Area Representatives are the boots on the ground for Texas Baptists. They spend the majority of their time on the road, driving to various churches in their regions and responding to needs each day. Last year alone, the nine representatives made approximately 9,500 contacts with church leaders across Texas. So, when the pandemic hit, they had to make adjustments to continue supporting their churches.
Reflecting on the past year, Tim Watson, Area Representatives director and Area 7 Representative, explained that there was a big learning curve for everyone, including the Area Representatives, as churches switched to online services and giving due to the COVID-19 pandemic.
“We were limited in what we could do because we usually do face-to-face interactions, so we had to take precautions and make a lot more calls, in order to help them get set up with virtual services,” Watson said. “We had to get out of our comfort zones.”
Offering support to pastors burdened with decisions about mask policies, in-person services and other pandemic-related decisions became an important part of their ministry. There was no protocol for a situation like the pandemic, and pastors often found themselves stuck in the middle as groups argued over what the right thing to do was.
“If there has ever been a time the Area Representatives have needed to be a pastor to the pastor, it was this year,” Watson said.
Providing Sabbath for pastors
For many Area Representatives, helping pastors facing burnout is a crucial part of the job. To combat burnout, many of them have compiled a “pulpit supply list” of local preachers and speakers who can preach for a Sunday to give the pastor a break from preparing sermons.
Area 3 Representative Joe Aguilar served on staff at First Baptist Church of Weslaco for 13 years, so he understands the needs many pastors are facing. He explained that many pastors are preaching not only a Sunday morning sermon, but also teaching a Sunday school class, sharing a Wednesday night message and handling all of the other things going on in the church body. Giving them a break on Sunday mornings allows them to emphasize priorities other than preaching, such as administration, bereavement or visiting with church members.
He also emphasized the importance of the Sabbath, a God-mandated day of rest that pastors need to observe. He tells pastors that if they allow themselves to be too worn out, they will be like a dull ax chopping down a tree. By temporarily stopping to sharpen the ax, they will be able to do more and do it more efficiently.
“If you’re not recharging and resting with God, eventually you won’t be of any use to anyone,” he reminds pastors.
Pulpit supply lists are aimed at giving pastors the opportunity to sharpen themselves so that they can better serve their congregations.
Encouraging churches in transition
Another important role Area Representatives play is in aiding churches going through the new pastor selection process. Kris Knippa, the representative for Area 1, explained that for many churches, the process can be overwhelming.
“It’s a very complicated process that doesn’t really have a guidebook,” he said.
For pastor search committees, there can be a lot of pressure and anxiety as they make the monumental decision of who will lead their church. Furthermore, if the former pastor was there for a long time, the church may not have a procedure for handling the situation. Knippa and the other Area Representatives offer support, encouragement and resources to churches as they go through the process. This can include coaching them through the interview process, ensuring candidates go through the proper background check and helping them navigate benefit packages.

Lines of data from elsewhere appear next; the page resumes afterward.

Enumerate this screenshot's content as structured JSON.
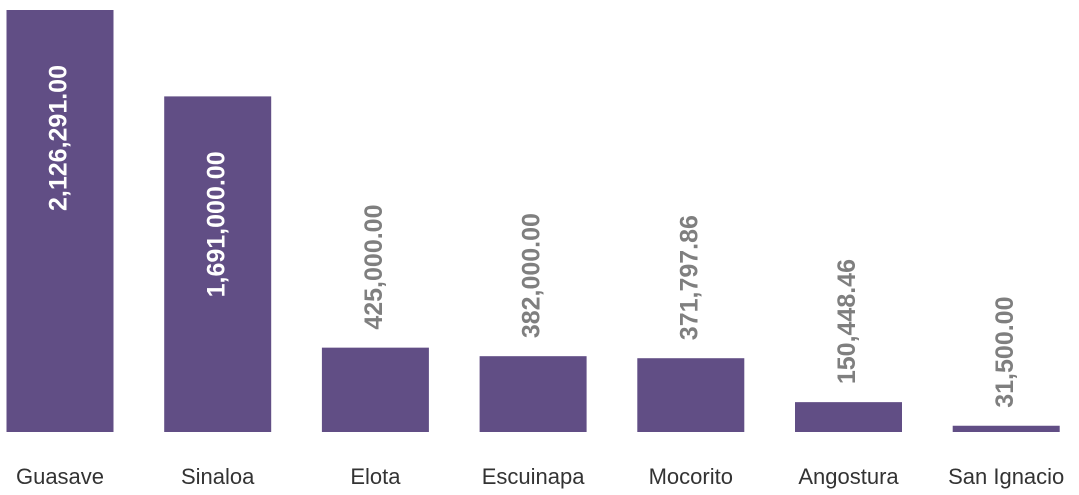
{
  "chart_data": {
    "type": "bar",
    "categories": [
      "Guasave",
      "Sinaloa",
      "Elota",
      "Escuinapa",
      "Mocorito",
      "Angostura",
      "San Ignacio"
    ],
    "values": [
      2126291,
      1691000,
      425000,
      382000,
      371797.86,
      150448.46,
      31500
    ],
    "value_labels": [
      "2,126,291.00",
      "1,691,000.00",
      "425,000.00",
      "382,000.00",
      "371,797.86",
      "150,448.46",
      "31,500.00"
    ],
    "color": "#614e85"
  }
}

“The loss of a beloved pastor can be very hard on a church, and having an encourager and a helper can mean so much to them,” Knippa explained. “So that’s one way we can really be valuable to them.”
Celebrating God’s work in the local church
“One of the most rewarding parts of being an Area Representative is celebrating milestones with churches,” David Vela, Area 2 Representative, shared. “Seeing how a church has persevered for many years and reflecting on how they have made an impact on their community is a special experience to share with the congregation.”
In March, Vela was able to attend the 138th-anniversary celebration for New Mount Zion Baptist Church in Colorado City.
“It was a special time to see how this small town church prevailed and continued to meet the needs of their community,” Vela said.
During the celebration, Pastor Quincy Randall preached on Galatians 5:7, and a man in the community came to know the Lord during the celebration. Vela celebrated alongside them and presented them with a letter of congratulations from Texas Baptists.
For Vela, being there to encourage and support churches is what being a Texas Baptists Area Representative is all about.
“We’re running the same race and we’re here for each other,” he said. “When you’re there to really serve people, they can see it, and it makes a difference.”